In the 35-page complaint, Chris Spielman, who played for the Buckeyes during the mid-80s, accuses OSU and IMG College, a sports marketing company that represents many major universities, as well as Honda and Nike of violating federal antitrust law by conspiring to not only deny payment to him, but other current and former OSU gridiron greats.
Specifically, Spielman makes the following accusations:
- 64 banners sponsored by Honda currently hang at Ohio Stadium showcasing Spielman and other celebrated OSU players. However, neither Spielman nor any of the other athletes gave their consent to use their image, or received any form of compensation from the university or Honda.

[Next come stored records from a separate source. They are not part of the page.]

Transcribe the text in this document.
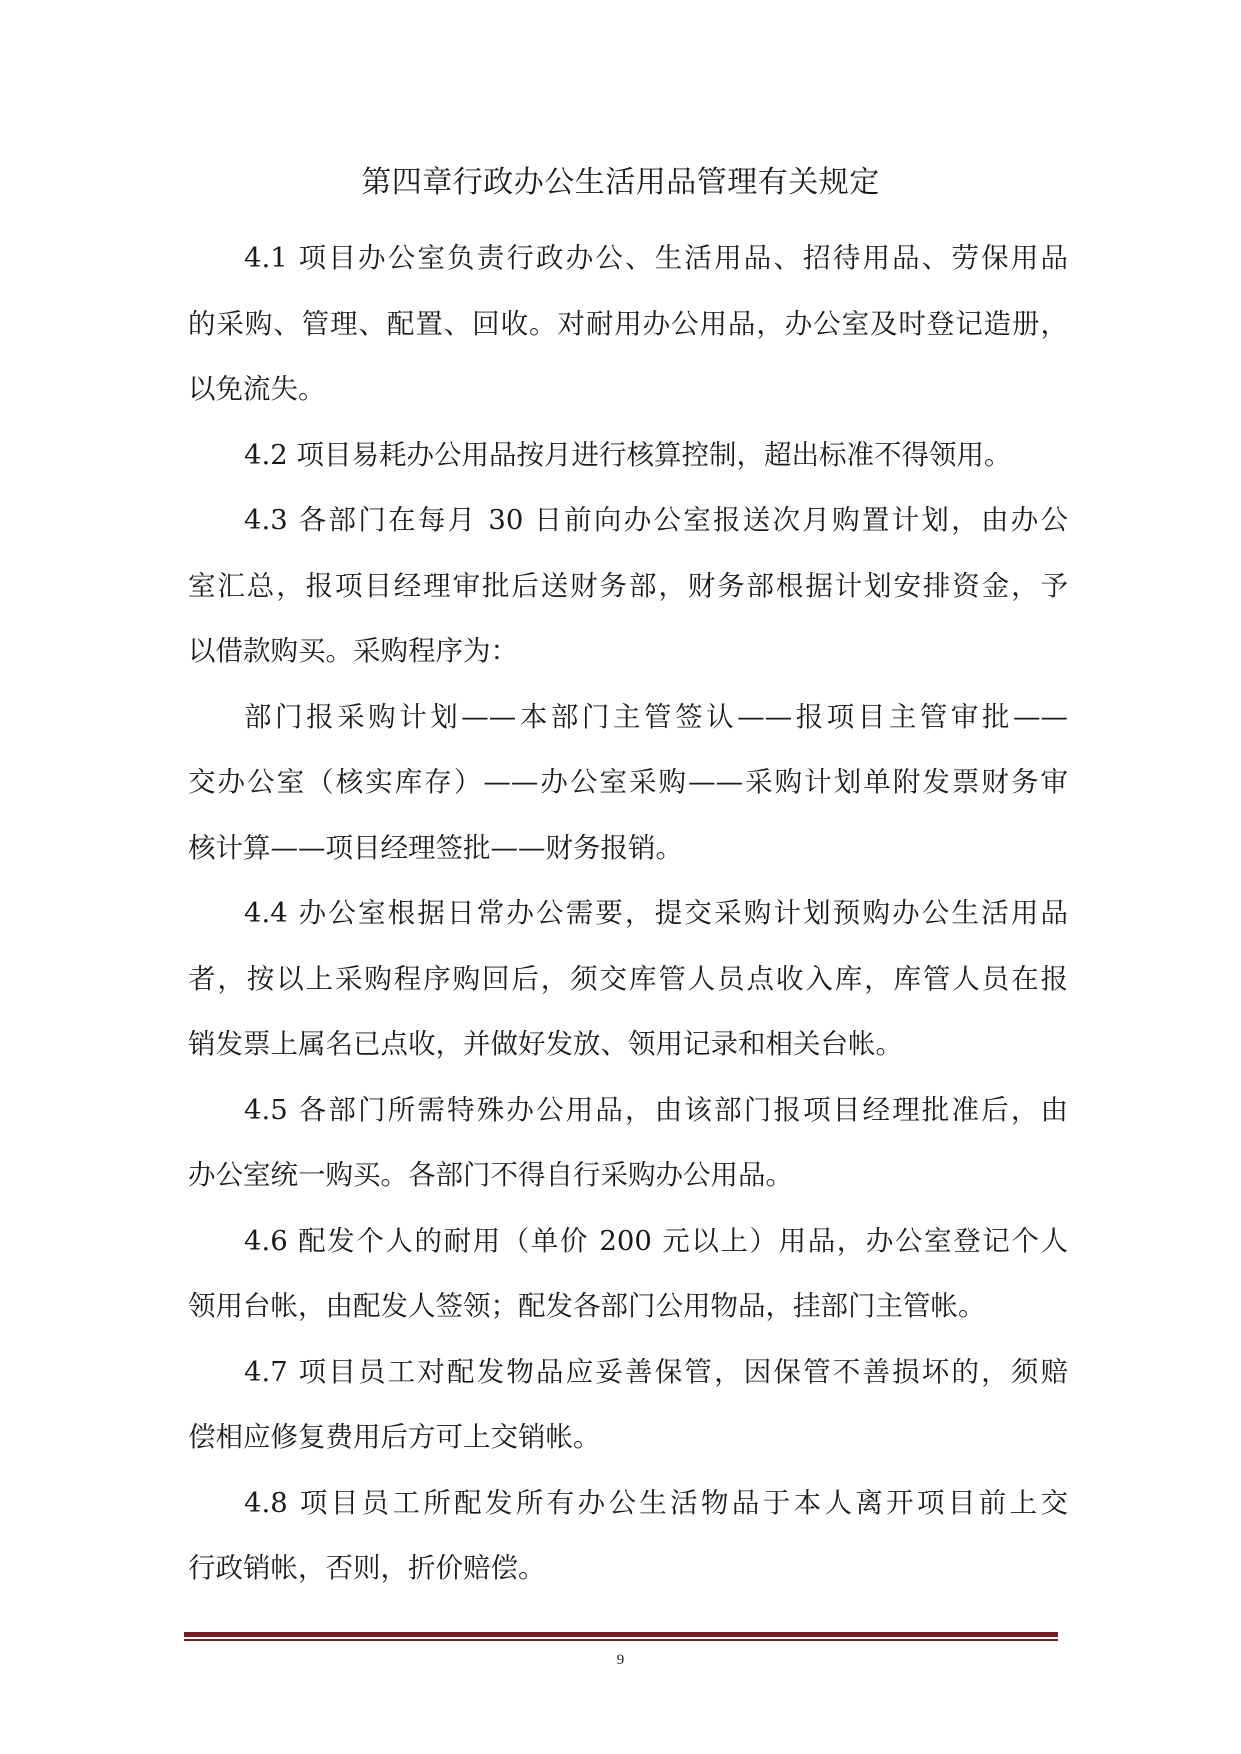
第四章行政办公生活用品管理有关规定

4.1 项目办公室负责行政办公、生活用品、招待用品、劳保用品
的采购、管理、配置、回收。对耐用办公用品，办公室及时登记造册，
以免流失。

4.2 项目易耗办公用品按月进行核算控制，超出标准不得领用。

4.3 各部门在每月 30 日前向办公室报送次月购置计划，由办公
室汇总，报项目经理审批后送财务部，财务部根据计划安排资金，予
以借款购买。采购程序为：

部门报采购计划——本部门主管签认——报项目主管审批——
交办公室（核实库存）——办公室采购——采购计划单附发票财务审
核计算——项目经理签批——财务报销。

4.4 办公室根据日常办公需要，提交采购计划预购办公生活用品
者，按以上采购程序购回后，须交库管人员点收入库，库管人员在报
销发票上属名已点收，并做好发放、领用记录和相关台帐。

4.5 各部门所需特殊办公用品，由该部门报项目经理批准后，由
办公室统一购买。各部门不得自行采购办公用品。

4.6 配发个人的耐用（单价 200 元以上）用品，办公室登记个人
领用台帐，由配发人签领；配发各部门公用物品，挂部门主管帐。

4.7 项目员工对配发物品应妥善保管，因保管不善损坏的，须赔
偿相应修复费用后方可上交销帐。

4.8 项目员工所配发所有办公生活物品于本人离开项目前上交
行政销帐，否则，折价赔偿。

9
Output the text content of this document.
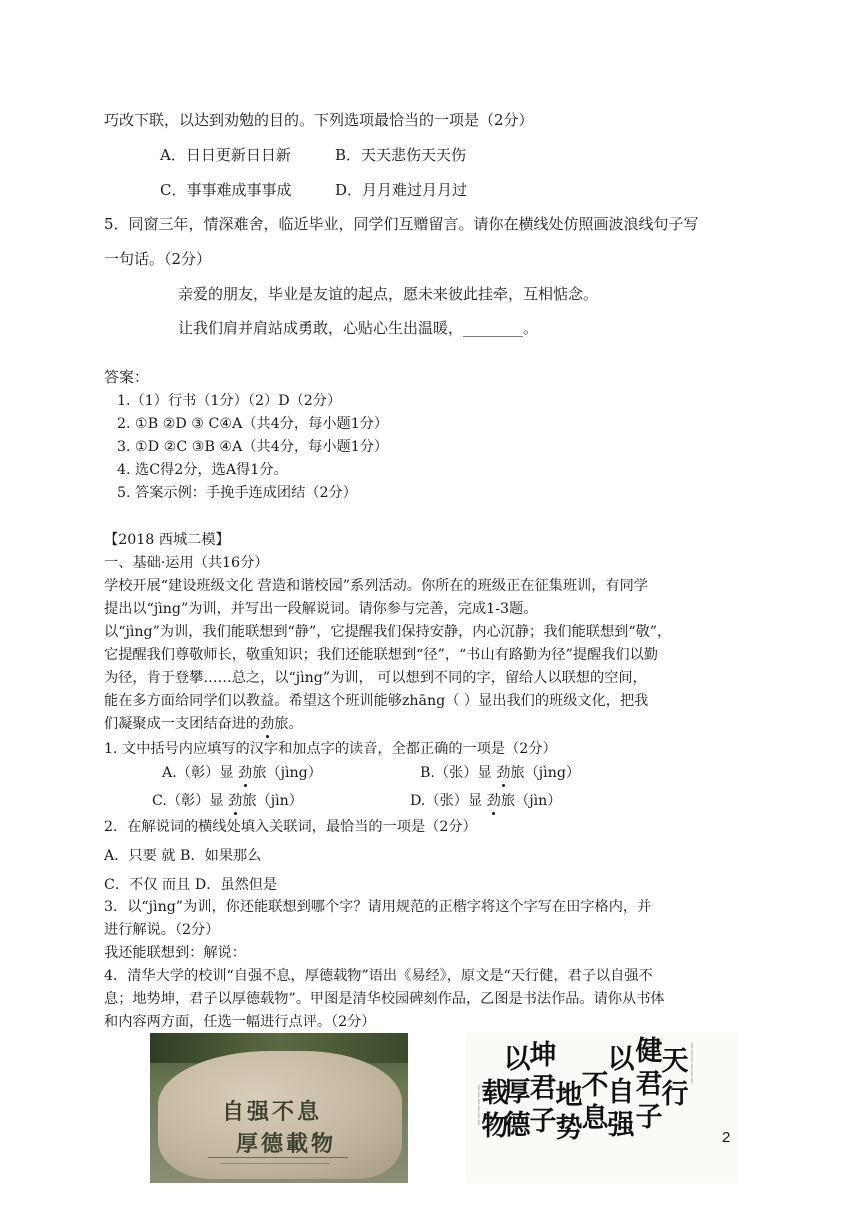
巧改下联，以达到劝勉的目的。下列选项最恰当的一项是（2分）
A．日日更新日日新	B．天天悲伤天天伤
C．事事难成事事成	D．月月难过月月过
5．同窗三年，情深难舍，临近毕业，同学们互赠留言。请你在横线处仿照画波浪线句子写
一句话。（2分）
亲爱的朋友，毕业是友谊的起点，愿未来彼此挂牵，互相惦念。
让我们肩并肩站成勇敢，心贴心生出温暖，________。
答案：
1.（1）行书（1分）（2）D（2分）
2. ①B ②D ③ C④A（共4分，每小题1分）
3. ①D ②C ③B ④A（共4分，每小题1分）
4. 选C得2分，选A得1分。
5. 答案示例：手挽手连成团结（2分）
【2018 西城二模】
一、基础·运用（共16分）
学校开展“建设班级文化 营造和谐校园”系列活动。你所在的班级正在征集班训，有同学
提出以“jìng”为训，并写出一段解说词。请你参与完善，完成1-3题。
以“jìng”为训，我们能联想到“静”，它提醒我们保持安静，内心沉静；我们能联想到“敬”，
它提醒我们尊敬师长，敬重知识；我们还能联想到“径”，“书山有路勤为径”提醒我们以勤
为径，肯于登攀……总之，以“jìng”为训， 可以想到不同的字，留给人以联想的空间，
能在多方面给同学们以教益。希望这个班训能够zhāng（ ）显出我们的班级文化，把我
们凝聚成一支团结奋进的劲旅。
1. 文中括号内应填写的汉字和加点字的读音，全都正确的一项是（2分）
A.（彰）显 劲旅（jìng）	B.（张）显 劲旅（jìng）
C.（彰）显 劲旅（jìn）	D.（张）显 劲旅（jìn）
2．在解说词的横线处填入关联词，最恰当的一项是（2分）
A．只要 就 B．如果那么
C．不仅 而且 D．虽然但是
3．以“jìng”为训，你还能联想到哪个字？请用规范的正楷字将这个字写在田字格内，并
进行解说。（2分）
我还能联想到：解说：
4．清华大学的校训“自强不息，厚德载物”语出《易经》，原文是“天行健，君子以自强不
息；地势坤，君子以厚德载物”。甲图是清华校园碑刻作品，乙图是书法作品。请你从书体
和内容两方面，任选一幅进行点评。（2分）
自强不息
厚德載物
丨丨丨丨丨丨
丨丨丨丨丨丨
天
行
健
君
子
以
自
强
不
息
地
势
坤
君
子
以
厚
德
载
物	2
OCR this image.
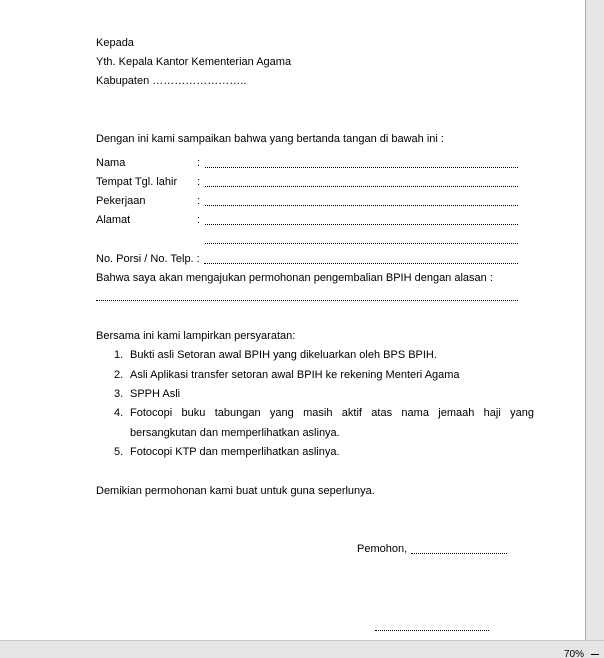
Kepada
Yth. Kepala Kantor Kementerian Agama
Kabupaten ……………………..
Dengan ini kami sampaikan bahwa yang bertanda tangan di bawah ini :
Nama	:
Tempat Tgl. lahir :
Pekerjaan	:
Alamat	:
No. Porsi / No. Telp. :
Bahwa saya akan mengajukan permohonan pengembalian BPIH dengan alasan :
Bersama ini kami lampirkan persyaratan:
1. Bukti asli Setoran awal BPIH yang dikeluarkan oleh BPS BPIH.
2. Asli Aplikasi transfer setoran awal BPIH ke rekening Menteri Agama
3. SPPH Asli
4. Fotocopi buku tabungan yang masih aktif atas nama jemaah haji yang
bersangkutan dan memperlihatkan aslinya.
5. Fotocopi KTP dan memperlihatkan aslinya.
Demikian permohonan kami buat untuk guna seperlunya.
Pemohon,
70%
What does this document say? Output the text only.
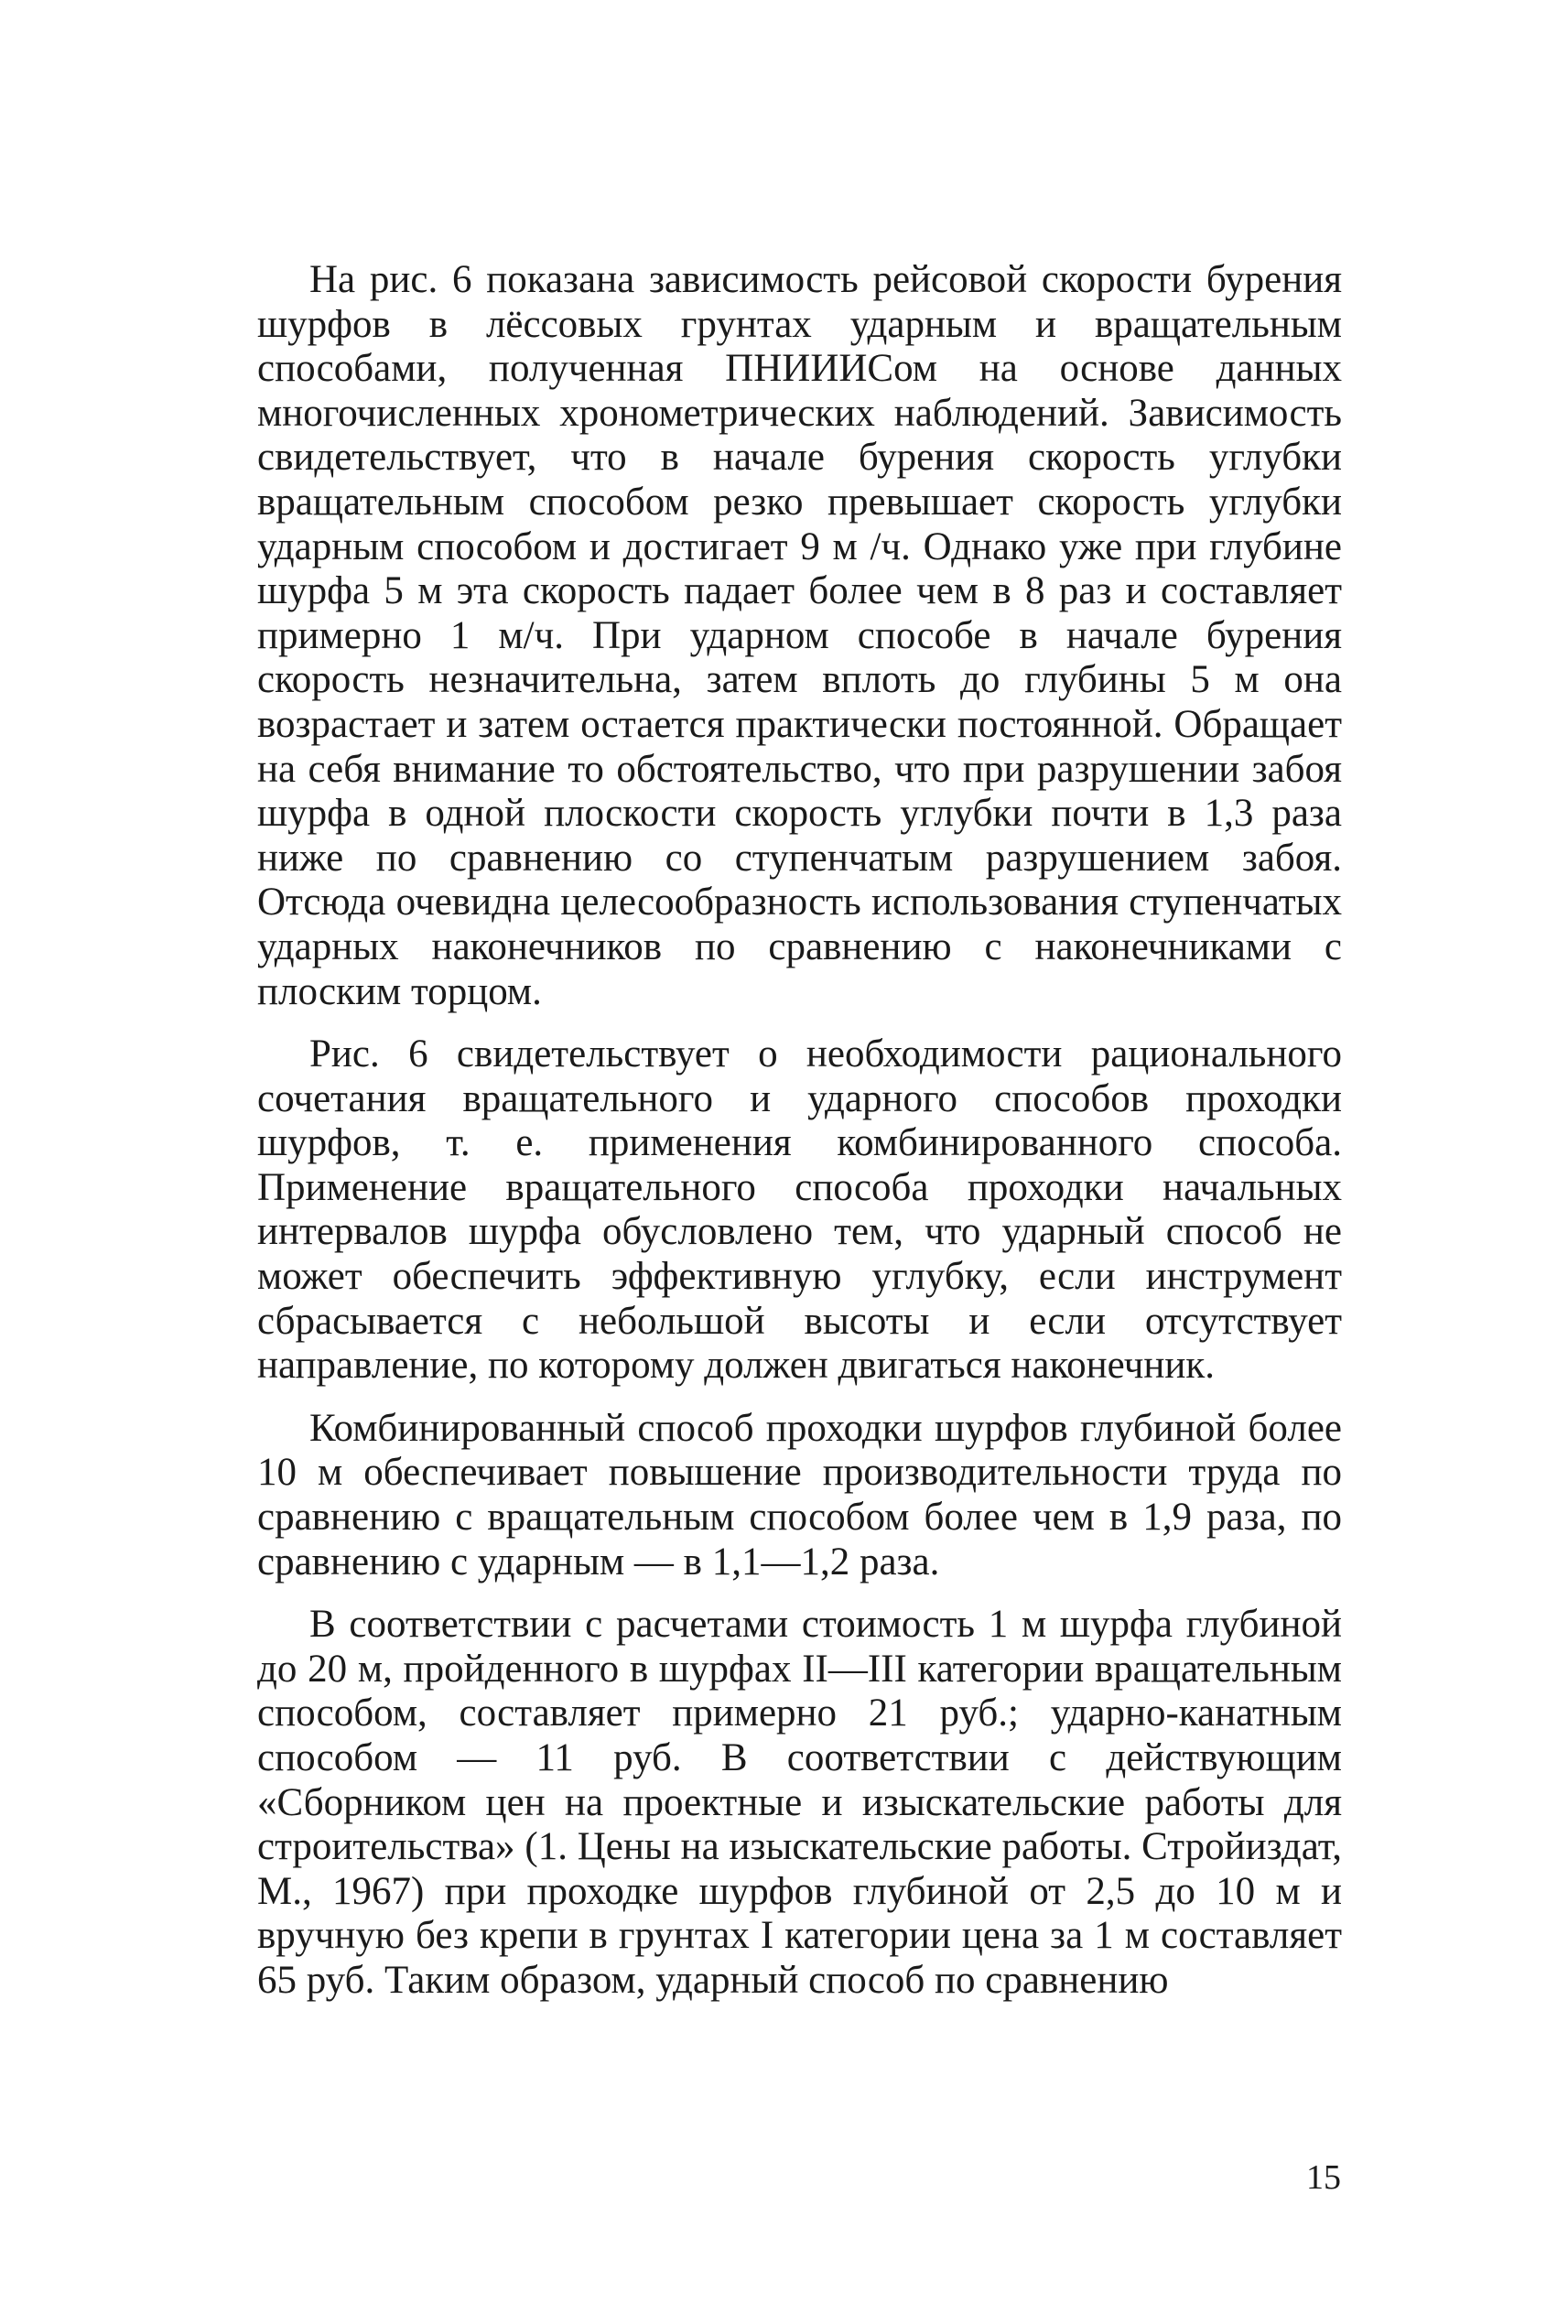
На рис. 6 показана зависимость рейсовой скорости бурения шурфов в лёссовых грунтах ударным и вращательным способами, полученная ПНИИИСом на основе данных многочисленных хронометрических наблюдений. Зависимость свидетельствует, что в начале бурения скорость углубки вращательным способом резко превышает скорость углубки ударным способом и достигает 9 м /ч. Однако уже при глубине шурфа 5 м эта скорость падает более чем в 8 раз и составляет примерно 1 м/ч. При ударном способе в начале бурения скорость незначительна, затем вплоть до глубины 5 м она возрастает и затем остается практически постоянной. Обращает на себя внимание то обстоятельство, что при разрушении забоя шурфа в одной плоскости скорость углубки почти в 1,3 раза ниже по сравнению со ступенчатым разрушением забоя. Отсюда очевидна целесообразность использования ступенчатых ударных наконечников по сравнению с наконечниками с плоским торцом.

Рис. 6 свидетельствует о необходимости рационального сочетания вращательного и ударного способов проходки шурфов, т. е. применения комбинированного способа. Применение вращательного способа проходки начальных интервалов шурфа обусловлено тем, что ударный способ не может обеспечить эффективную углубку, если инструмент сбрасывается с небольшой высоты и если отсутствует направление, по которому должен двигаться наконечник.

Комбинированный способ проходки шурфов глубиной более 10 м обеспечивает повышение производительности труда по сравнению с вращательным способом более чем в 1,9 раза, по сравнению с ударным — в 1,1—1,2 раза.

В соответствии с расчетами стоимость 1 м шурфа глубиной до 20 м, пройденного в шурфах II—III категории вращательным способом, составляет примерно 21 руб.; ударно-канатным способом — 11 руб. В соответствии с действующим «Сборником цен на проектные и изыскательские работы для строительства» (1. Цены на изыскательские работы. Стройиздат, М., 1967) при проходке шурфов глубиной от 2,5 до 10 м и вручную без крепи в грунтах I категории цена за 1 м составляет 65 руб. Таким образом, ударный способ по сравнению

15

- OSU has executed a licensing agreement with Nike to create a line of throwback jerseys called "Legends of the Scarlet and Gray." Similarly, Spielman contends that neither he nor any other players were consulted or compensated under this agreement.
As for the relief sought, the lawsuit is seeking an injunction effectively banning OSU and IMG College from using the identities of past and present Buckeye athletes for profit absent preliminary negotiations. It is also seeking monetary damages for former players for previous unauthorized usage. For his part, Spielman has vowed to donate any money he receives in the lawsuit back to the athletic department of OSU.
It will certainly be interesting to see how this case, the first player name, image and likeness case to be pursued since O'Bannon v. NCAA, plays out. Indeed, some experts are predicting this will be the first of many to be filed by former collegiate athletes and, if this proves to be the case, it may force the Supreme Court of the United States to decide the matter.